The study by K Nishimura et al. indicated that depression presents more frequently in corticosteroid-naive patients with early-stage, active SLE than in the normal population, but anxiety does not. Depression may be related to psychological reactions to suffering from the disease, which is controversial with this study [37]. Margarida Figueiredo-Bragaet et al. found that both physical and social/psychological aspects likely contribute to the depression and anxiety in lupus [38].
SLEDAI does not rate fatigue, which may be one of the major symptoms that worsens with increased depression and anxiety in patients with SLE , and the correlation with SLAM was seen in M.M. Ward study [39]. No evidence was found to support the hypothesis that psychological distress causes increasing in SLE activity.

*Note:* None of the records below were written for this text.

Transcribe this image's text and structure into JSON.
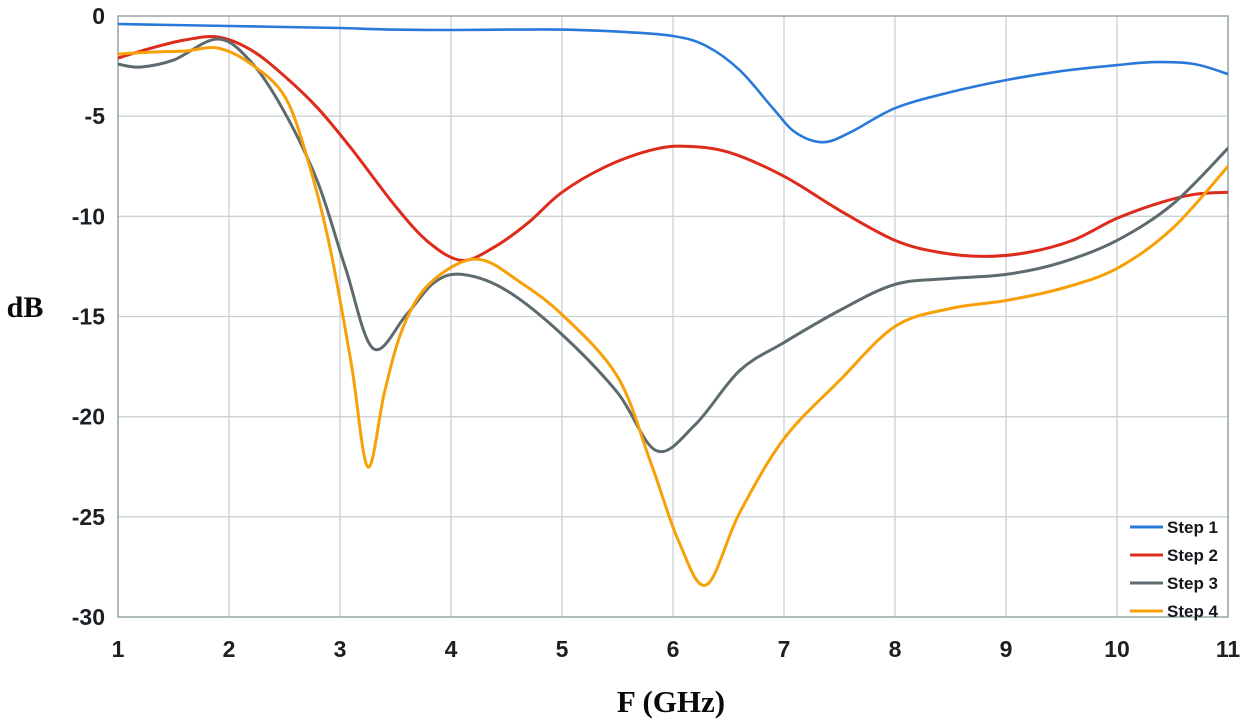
{
  "chart_data": {
    "type": "line",
    "title": "",
    "xlabel": "F (GHz)",
    "ylabel": "dB",
    "xlim": [
      1,
      11
    ],
    "ylim": [
      -30,
      0
    ],
    "grid": true,
    "legend_position": "bottom-right",
    "x_ticks": [
      {
        "value": 1,
        "label": "1"
      },
      {
        "value": 2,
        "label": "2"
      },
      {
        "value": 3,
        "label": "3"
      },
      {
        "value": 4,
        "label": "4"
      },
      {
        "value": 5,
        "label": "5"
      },
      {
        "value": 6,
        "label": "6"
      },
      {
        "value": 7,
        "label": "7"
      },
      {
        "value": 8,
        "label": "8"
      },
      {
        "value": 9,
        "label": "9"
      },
      {
        "value": 10,
        "label": "10"
      },
      {
        "value": 11,
        "label": "11"
      }
    ],
    "y_ticks": [
      {
        "value": 0,
        "label": "0"
      },
      {
        "value": -5,
        "label": "-5"
      },
      {
        "value": -10,
        "label": "-10"
      },
      {
        "value": -15,
        "label": "-15"
      },
      {
        "value": -20,
        "label": "-20"
      },
      {
        "value": -25,
        "label": "-25"
      },
      {
        "value": -30,
        "label": "-30"
      }
    ],
    "colors": {
      "grid": "#c9d3d5",
      "border": "#93a3a6",
      "step1": "#2979da",
      "step2": "#dd2b1c",
      "step3": "#5d6b6e",
      "step4": "#f7a008"
    },
    "series": [
      {
        "name": "Step 1",
        "color": "#2979da",
        "stroke_width": 2.6,
        "points": [
          [
            1,
            -0.4
          ],
          [
            1.5,
            -0.45
          ],
          [
            2,
            -0.5
          ],
          [
            2.5,
            -0.55
          ],
          [
            3,
            -0.6
          ],
          [
            3.5,
            -0.68
          ],
          [
            4,
            -0.7
          ],
          [
            4.5,
            -0.68
          ],
          [
            5,
            -0.68
          ],
          [
            5.5,
            -0.78
          ],
          [
            6,
            -1.0
          ],
          [
            6.3,
            -1.5
          ],
          [
            6.6,
            -2.7
          ],
          [
            6.9,
            -4.6
          ],
          [
            7.1,
            -5.8
          ],
          [
            7.35,
            -6.3
          ],
          [
            7.6,
            -5.8
          ],
          [
            8,
            -4.6
          ],
          [
            8.5,
            -3.8
          ],
          [
            9,
            -3.2
          ],
          [
            9.5,
            -2.75
          ],
          [
            10,
            -2.45
          ],
          [
            10.35,
            -2.3
          ],
          [
            10.7,
            -2.4
          ],
          [
            11,
            -2.9
          ]
        ]
      },
      {
        "name": "Step 2",
        "color": "#dd2b1c",
        "stroke_width": 3,
        "points": [
          [
            1,
            -2.1
          ],
          [
            1.3,
            -1.6
          ],
          [
            1.6,
            -1.2
          ],
          [
            1.9,
            -1.05
          ],
          [
            2.2,
            -1.7
          ],
          [
            2.5,
            -3.0
          ],
          [
            2.8,
            -4.6
          ],
          [
            3.1,
            -6.6
          ],
          [
            3.5,
            -9.5
          ],
          [
            3.8,
            -11.3
          ],
          [
            4.1,
            -12.2
          ],
          [
            4.4,
            -11.5
          ],
          [
            4.7,
            -10.3
          ],
          [
            5,
            -8.8
          ],
          [
            5.4,
            -7.5
          ],
          [
            5.8,
            -6.7
          ],
          [
            6.1,
            -6.5
          ],
          [
            6.5,
            -6.8
          ],
          [
            7,
            -8.0
          ],
          [
            7.5,
            -9.7
          ],
          [
            8,
            -11.2
          ],
          [
            8.4,
            -11.8
          ],
          [
            8.8,
            -12.0
          ],
          [
            9.2,
            -11.8
          ],
          [
            9.6,
            -11.2
          ],
          [
            10,
            -10.1
          ],
          [
            10.4,
            -9.3
          ],
          [
            10.7,
            -8.9
          ],
          [
            11,
            -8.8
          ]
        ]
      },
      {
        "name": "Step 3",
        "color": "#5d6b6e",
        "stroke_width": 3,
        "points": [
          [
            1,
            -2.4
          ],
          [
            1.2,
            -2.55
          ],
          [
            1.5,
            -2.2
          ],
          [
            1.9,
            -1.15
          ],
          [
            2.2,
            -2.3
          ],
          [
            2.5,
            -4.8
          ],
          [
            2.8,
            -8.3
          ],
          [
            3.05,
            -12.6
          ],
          [
            3.3,
            -16.6
          ],
          [
            3.6,
            -14.9
          ],
          [
            3.85,
            -13.3
          ],
          [
            4.1,
            -12.9
          ],
          [
            4.5,
            -13.7
          ],
          [
            5,
            -15.9
          ],
          [
            5.5,
            -18.8
          ],
          [
            5.85,
            -21.7
          ],
          [
            6.2,
            -20.4
          ],
          [
            6.6,
            -17.7
          ],
          [
            7,
            -16.3
          ],
          [
            7.5,
            -14.7
          ],
          [
            8,
            -13.4
          ],
          [
            8.5,
            -13.1
          ],
          [
            9,
            -12.9
          ],
          [
            9.5,
            -12.3
          ],
          [
            10,
            -11.2
          ],
          [
            10.5,
            -9.4
          ],
          [
            11,
            -6.6
          ]
        ]
      },
      {
        "name": "Step 4",
        "color": "#f7a008",
        "stroke_width": 3,
        "points": [
          [
            1,
            -1.9
          ],
          [
            1.3,
            -1.8
          ],
          [
            1.6,
            -1.75
          ],
          [
            1.9,
            -1.6
          ],
          [
            2.2,
            -2.4
          ],
          [
            2.5,
            -4.0
          ],
          [
            2.7,
            -7.0
          ],
          [
            2.9,
            -11.3
          ],
          [
            3.1,
            -17.3
          ],
          [
            3.25,
            -22.5
          ],
          [
            3.4,
            -18.8
          ],
          [
            3.55,
            -15.8
          ],
          [
            3.75,
            -13.7
          ],
          [
            4.05,
            -12.4
          ],
          [
            4.3,
            -12.2
          ],
          [
            4.6,
            -13.2
          ],
          [
            5,
            -14.9
          ],
          [
            5.5,
            -18.0
          ],
          [
            5.8,
            -22.3
          ],
          [
            6.05,
            -26.2
          ],
          [
            6.3,
            -28.4
          ],
          [
            6.6,
            -24.8
          ],
          [
            7,
            -21.1
          ],
          [
            7.5,
            -18.2
          ],
          [
            8,
            -15.5
          ],
          [
            8.5,
            -14.6
          ],
          [
            9,
            -14.2
          ],
          [
            9.5,
            -13.6
          ],
          [
            10,
            -12.6
          ],
          [
            10.5,
            -10.6
          ],
          [
            11,
            -7.5
          ]
        ]
      }
    ]
  }
}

The small number of patients (sample size), and may be with large number we will have different correlations between parameters and scores. The study used only one standardized measures of SLE activity to determine if any associations with the CES-D or Anxiety scale, although, most of the previous studies used more than one to see if each of these standardized measures demonstrated similar associations
Patients may differ in their response to psychological distress, so the patient differs with a bias, plus none of our patients had brain damage or CNS flare because of SLE clinically.
-May be if this study used SLAM score (34) which contains depression measurement, the study would have different results about the correlation of CES-D and Anxiety scores In addition, stress may cause worsening of SLE activity alone, but the study didn’t detect that.